Third-party driver updaters often install wrong or unsigned drivers. Prefer Windows Update and the hardware vendor over random download tools.
What you will achieve
Update drivers through Windows Update, Device Manager, and OEM sites — in that order — without breaking system stability.
1) Start with Windows Update
- Open Settings → Windows Update → Advanced options → Optional updates.
- Expand Driver updates and install only drivers you recognise (GPU, chipset, touchpad from known vendors).
- Reboot after driver installs.
2) Use Device Manager
- Press Win + X → Device Manager.
- Right-click a device with a yellow warning → Update driver → Search automatically for drivers.
- If Windows finds nothing, visit the PC, laptop, or motherboard manufacturer support page and download the exact model driver.
3) GPU and chipset priority
- NVIDIA: GeForce Experience or drivers from nvidia.com. AMD: amd.com Adrenalin. Intel: Intel Driver & Support Assistant.
- Install chipset drivers from Dell, HP, Lenovo, or motherboard vendor before random peripheral drivers.
4) Roll back a bad driver
- Device Manager → device → Properties → Driver → Roll Back Driver if the button is enabled.
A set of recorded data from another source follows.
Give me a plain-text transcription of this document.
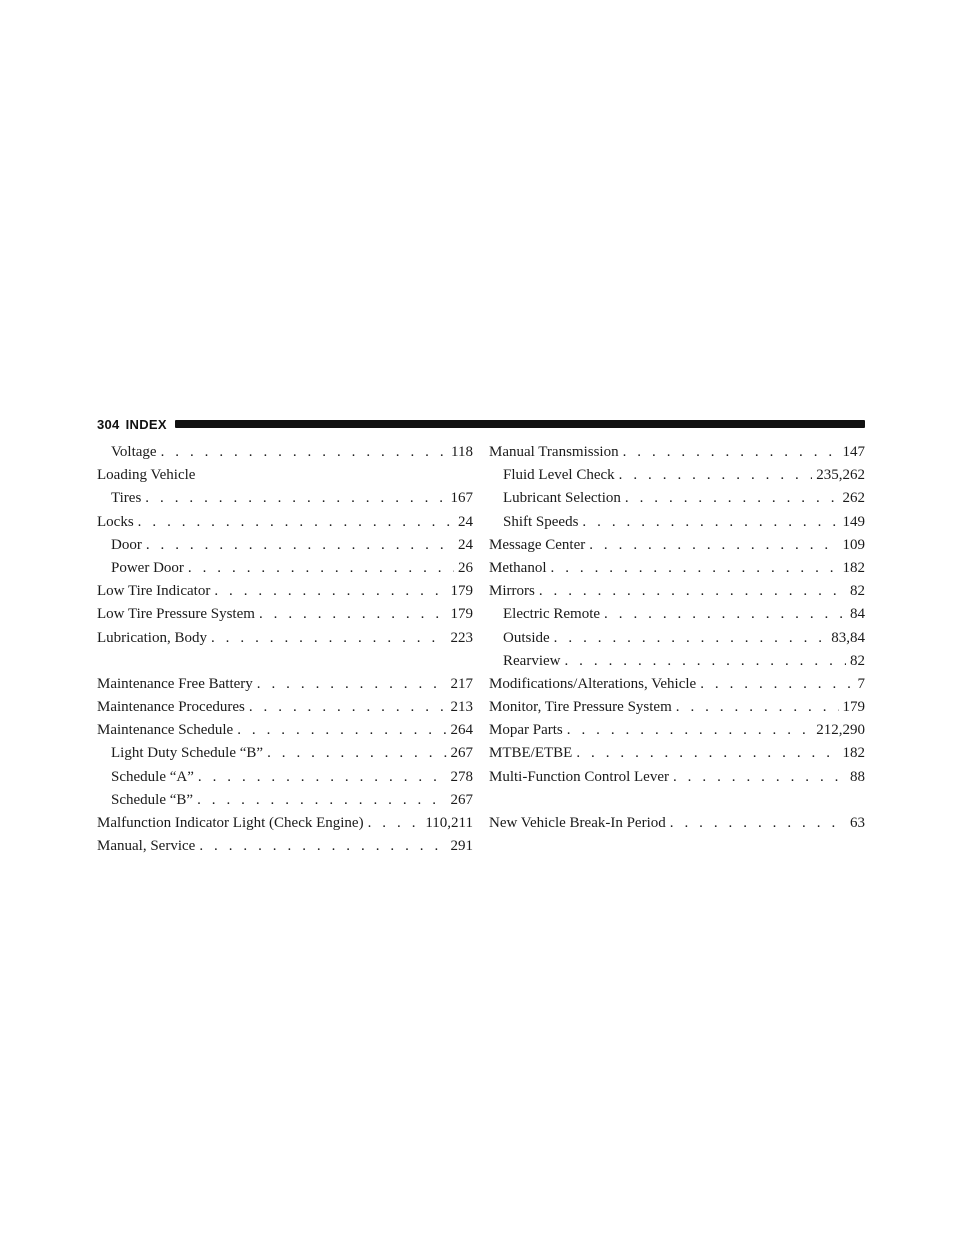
304 INDEX
Voltage . . .	118
Loading Vehicle
Tires . . .	167
Locks . . .	24
Door . . .	24
Power Door . . .	26
Low Tire Indicator . . .	179
Low Tire Pressure System . . .	179
Lubrication, Body . . .	223
Maintenance Free Battery . . .	217
Maintenance Procedures . . .	213
Maintenance Schedule . . .	264
Light Duty Schedule “B” . . .	267
Schedule “A” . . .	278
Schedule “B” . . .	267
Malfunction Indicator Light (Check Engine) . . .	110,211
Manual, Service . . .	291
Manual Transmission . . .	147
Fluid Level Check . . .	235,262
Lubricant Selection . . .	262
Shift Speeds . . .	149
Message Center . . .	109
Methanol . . .	182
Mirrors . . .	82
Electric Remote . . .	84
Outside . . .	83,84
Rearview . . .	82
Modifications/Alterations, Vehicle . . .	7
Monitor, Tire Pressure System . . .	179
Mopar Parts . . .	212,290
MTBE/ETBE . . .	182
Multi-Function Control Lever . . .	88
New Vehicle Break-In Period . . .	63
- Or uninstall the device, tick Attempt to remove the driver for this device, reboot, and let Windows reinstall the inbox driver.
5) Export driver list before major changes
driverquery /v /fo csv > "$env:USERPROFILE\Desktop\drivers-before.csv"
6) Block automatic driver offers (Pro)
- System → About → Advanced system settings → Hardware → Device Installation Settings → No.
- Or Group Policy: Prevent installation of devices that match these device IDs for known bad driver versions.
7) Verify driver signature
Get-WindowsDriver -Online -All | Where-Object {$_.ProviderName -match "Intel|AMD|NVIDIA"} | Select-Object Driver, ProviderName, Date
8) Safe Mode driver test
- Boot Safe Mode with networking — if issue disappears, suspect third-party driver or filter driver stack.
9) Optional updates vs inbox drivers
Windows Update optional drivers are OEM-submitted packages Microsoft has not made mandatory. Treat them like manual vendor downloads — read release notes.
- Chipset and storage drivers from optional updates are often worth installing on laptops.
- Skip unknown “Intel – System” duplicates if Device Manager shows no warnings.
- After major Windows upgrade, revisit optional updates once — new inbox drivers may appear.
Verification checklist
Open Device Manager after updates — zero yellow icons on network, storage, and display. Run one stress test (game, video call, or large file copy) before declaring driver day complete.
- Reboot once after changes that affect services, drivers, or firmware.
- Confirm the original problem is resolved under normal daily use, not only immediately after the fix.